Bazel:输出目录的风格 [英] Bazel: genrule that outputs an directory
问题描述
我刚刚开始使用Bazel.因此,我预先向您致歉,我无法弄清这一点.
I'm just getting started working with Bazel. So, I apologize in advance that I haven't been able to figure this out.
我正在尝试运行一个命令,该命令将一堆文件输出到目录,并使该目录可用于后续目标.我有两种不同的尝试:
I'm trying to run a command that outputs a bunch of files to a directory and make this directory available for subsequent targets. I have two different attempts:
- 使用genrule
- 写下我自己的规则
我天真地希望用genrule
做到这一点.但是,似乎您不能说我不知道此命令将要输出什么",而是将目录放在outs
中.现在,我正在尝试编写可以使用ctx.actions.declare_directory
的规则,但是我还没有完全正确.我似乎无法将tools
从我的工作区转移到我的规则中.
I was naively hoping to just do this with a genrule
. But, it doesn't seem you can say "I don't know exactly what this command is going to output" and put a directory in outs
. Now I'm trying to write a rule that can use ctx.actions.declare_directory
but I haven't gotten it quite right. I can't seem to get the tools
over from my workspace and into my rule.
我的绅士尝试看起来像这样:
My genrule attempt looks something like this:
genrule(
name = "doit",
srcs = [
"doitConfigA",
"doitConfigB",
],
cmd = 'HOME=. ./$(location path/to/doit) install',
# Neither of the below outs work - seems like bazel wants to know
# exactly this list of files. I don't know the files that
# will be output ahead of time.
# This one looks at the `out_dir` that I already have and
# expects the files to be the same which they might not be
outs = glob(["out_dir/**/*.*"]),
# this fails with:
# "declared output 'out_dir' was not
# created by genrule. This is probably because the genrule actually
# didn't create this output, or because the output was a directory
# and the genrule was run remotely (note that only the contents of
# declared file outputs are copied from genrules run remotely)"
outs = ['out_dir'],
tools = ['path/to/doit'],
)
我的自定义规则尝试如下所示:
My custom rule attempt looks something like this:
def _impl(ctx):
dir = ctx.actions.declare_directory("out_dir")
ctx.actions.run_shell(
outputs=[dir],
progress_message="Running doit install ...",
command="HOME=. ./path/to/doit install",
tools=[ctx.attr.tools],
)
doit = rule(
implementation=_impl,
attrs={
"tools": attr.label_list(allow_files=True),
},
outputs={"out": "out_dir"},
)
然后,要运行我的doit
规则,我的BUILD文件如下所示:
Then, to run my doit
rule, my BUILD file looks like this:
doit(
name = 'doit',
tools = ['path/to/doit'],
)
在我看来,该命令可以运行,但似乎不像我尝试在outs
中使用目录.在我的自定义规则中,我似乎无法告诉Bazel我想使用./path/to/doit
作为工作区中的工具,例如expected type 'File' for 'tools' element but got type 'list' instead
...
In my genrule, the command runs but it doesn't like my trying to use a directory in outs
, it seems. In my custom rule, I can't seem to tell Bazel that I want to use ./path/to/doit
as a tool from my workspace, eg expected type 'File' for 'tools' element but got type 'list' instead
...
似乎我必须缺少一些基本知识,因为肯定是运行命令并将一堆未知内容输出到目录中的常见情况吗?
Seems like I must be missing something basic because surely this is a common situation to run a command and output a bunch of unknown stuff to a directory?
推荐答案
The output of a genrule
must be a fixed list of files.
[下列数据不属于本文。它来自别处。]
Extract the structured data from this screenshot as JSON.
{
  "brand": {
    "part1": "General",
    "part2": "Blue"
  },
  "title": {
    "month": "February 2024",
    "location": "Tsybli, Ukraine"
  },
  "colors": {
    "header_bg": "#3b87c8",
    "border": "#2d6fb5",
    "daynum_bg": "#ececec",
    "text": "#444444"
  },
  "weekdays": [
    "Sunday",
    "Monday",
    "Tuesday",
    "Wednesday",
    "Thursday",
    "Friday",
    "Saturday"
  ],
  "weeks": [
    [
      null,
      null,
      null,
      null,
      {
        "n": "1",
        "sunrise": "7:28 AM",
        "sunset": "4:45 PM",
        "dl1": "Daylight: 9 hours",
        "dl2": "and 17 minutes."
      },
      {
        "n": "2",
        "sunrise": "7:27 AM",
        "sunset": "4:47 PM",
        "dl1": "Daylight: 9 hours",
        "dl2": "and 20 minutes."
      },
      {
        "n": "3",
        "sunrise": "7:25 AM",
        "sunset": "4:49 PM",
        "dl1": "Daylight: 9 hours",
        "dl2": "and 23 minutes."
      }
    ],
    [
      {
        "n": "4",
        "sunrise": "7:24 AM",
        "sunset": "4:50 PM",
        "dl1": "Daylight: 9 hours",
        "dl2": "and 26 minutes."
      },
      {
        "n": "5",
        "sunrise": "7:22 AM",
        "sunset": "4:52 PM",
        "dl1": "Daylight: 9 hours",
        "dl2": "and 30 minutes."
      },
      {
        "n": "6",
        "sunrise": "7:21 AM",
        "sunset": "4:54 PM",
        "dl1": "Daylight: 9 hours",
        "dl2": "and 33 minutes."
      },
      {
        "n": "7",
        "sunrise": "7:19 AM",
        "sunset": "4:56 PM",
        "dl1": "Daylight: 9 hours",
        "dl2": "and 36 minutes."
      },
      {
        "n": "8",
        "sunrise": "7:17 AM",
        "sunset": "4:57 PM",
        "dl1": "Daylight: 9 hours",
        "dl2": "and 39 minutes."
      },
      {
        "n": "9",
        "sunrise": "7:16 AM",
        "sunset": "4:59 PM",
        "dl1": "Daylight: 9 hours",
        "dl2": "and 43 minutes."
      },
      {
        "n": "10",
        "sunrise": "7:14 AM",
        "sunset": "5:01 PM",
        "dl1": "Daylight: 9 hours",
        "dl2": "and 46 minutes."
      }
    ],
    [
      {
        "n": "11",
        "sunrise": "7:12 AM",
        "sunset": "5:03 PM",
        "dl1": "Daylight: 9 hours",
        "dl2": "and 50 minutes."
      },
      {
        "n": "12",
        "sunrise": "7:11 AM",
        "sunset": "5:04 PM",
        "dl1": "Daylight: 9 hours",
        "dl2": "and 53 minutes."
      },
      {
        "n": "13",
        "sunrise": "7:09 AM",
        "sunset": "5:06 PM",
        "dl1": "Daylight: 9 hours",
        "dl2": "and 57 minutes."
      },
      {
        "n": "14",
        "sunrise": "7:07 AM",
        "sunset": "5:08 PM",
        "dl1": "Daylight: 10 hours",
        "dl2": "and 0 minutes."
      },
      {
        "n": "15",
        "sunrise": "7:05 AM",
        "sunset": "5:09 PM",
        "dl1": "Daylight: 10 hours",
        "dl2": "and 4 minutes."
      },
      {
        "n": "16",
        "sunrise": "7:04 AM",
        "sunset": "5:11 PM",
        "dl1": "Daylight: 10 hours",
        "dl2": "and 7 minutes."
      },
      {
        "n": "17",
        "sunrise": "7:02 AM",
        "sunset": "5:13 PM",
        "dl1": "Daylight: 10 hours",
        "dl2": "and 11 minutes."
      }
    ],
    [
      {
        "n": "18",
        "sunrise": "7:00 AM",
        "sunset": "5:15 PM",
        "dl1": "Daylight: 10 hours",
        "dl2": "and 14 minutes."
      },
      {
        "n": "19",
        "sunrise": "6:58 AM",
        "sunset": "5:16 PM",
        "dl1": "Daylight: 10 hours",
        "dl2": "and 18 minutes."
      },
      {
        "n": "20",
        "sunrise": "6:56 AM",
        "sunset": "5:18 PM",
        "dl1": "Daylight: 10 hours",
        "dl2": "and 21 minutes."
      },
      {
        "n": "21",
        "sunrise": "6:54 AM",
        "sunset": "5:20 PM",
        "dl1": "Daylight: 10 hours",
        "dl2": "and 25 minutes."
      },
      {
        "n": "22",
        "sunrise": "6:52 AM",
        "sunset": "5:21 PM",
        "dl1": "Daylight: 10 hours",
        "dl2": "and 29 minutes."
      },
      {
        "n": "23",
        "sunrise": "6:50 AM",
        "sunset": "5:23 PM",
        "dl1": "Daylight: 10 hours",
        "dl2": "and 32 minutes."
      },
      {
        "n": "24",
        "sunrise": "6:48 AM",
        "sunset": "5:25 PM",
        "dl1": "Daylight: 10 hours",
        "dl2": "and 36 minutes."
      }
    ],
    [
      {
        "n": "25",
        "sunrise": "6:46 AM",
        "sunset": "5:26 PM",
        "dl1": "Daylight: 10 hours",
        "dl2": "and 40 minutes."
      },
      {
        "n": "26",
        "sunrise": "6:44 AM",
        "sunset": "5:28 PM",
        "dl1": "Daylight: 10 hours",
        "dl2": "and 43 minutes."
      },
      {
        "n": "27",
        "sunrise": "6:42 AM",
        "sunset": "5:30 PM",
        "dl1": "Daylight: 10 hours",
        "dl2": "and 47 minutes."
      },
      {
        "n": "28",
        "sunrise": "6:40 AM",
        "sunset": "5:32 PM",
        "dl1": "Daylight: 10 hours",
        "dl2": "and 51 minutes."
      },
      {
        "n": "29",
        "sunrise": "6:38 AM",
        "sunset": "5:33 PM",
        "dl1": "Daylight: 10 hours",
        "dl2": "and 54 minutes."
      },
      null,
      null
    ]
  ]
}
As a work-around, you can create a zip from the output directory.
我使用这种方法来操纵yarn install
的输出,而通常的方法不可行:
I used this approach to manipulate the output of yarn install
where the usual method was not viable:
genrule(
name = "node_modules",
srcs = [
"package.json",
"yarn.lock",
],
cmd = " && ".join([
"yarn install --pure-lockfile",
"zip -r $@ node_modules",
]),
outs = [
"node_modules.zip",
],
)
然后是一个使用zip的规则:
Then a rule that consumes the zip:
# Rule that generates a list of the folders in node_modules
genrule(
name = "node_modules_ls",
srcs = [
":node_modules",
],
cmd = " && ".join([
"unzip $(location :node_modules) -d . ",
"ls > $@",
]),
outs = [
"out.txt",
],
)
这篇关于Bazel:输出目录的风格的文章就介绍到这了,希望我们推荐的答案对大家有所帮助,也希望大家多多支持IT屋!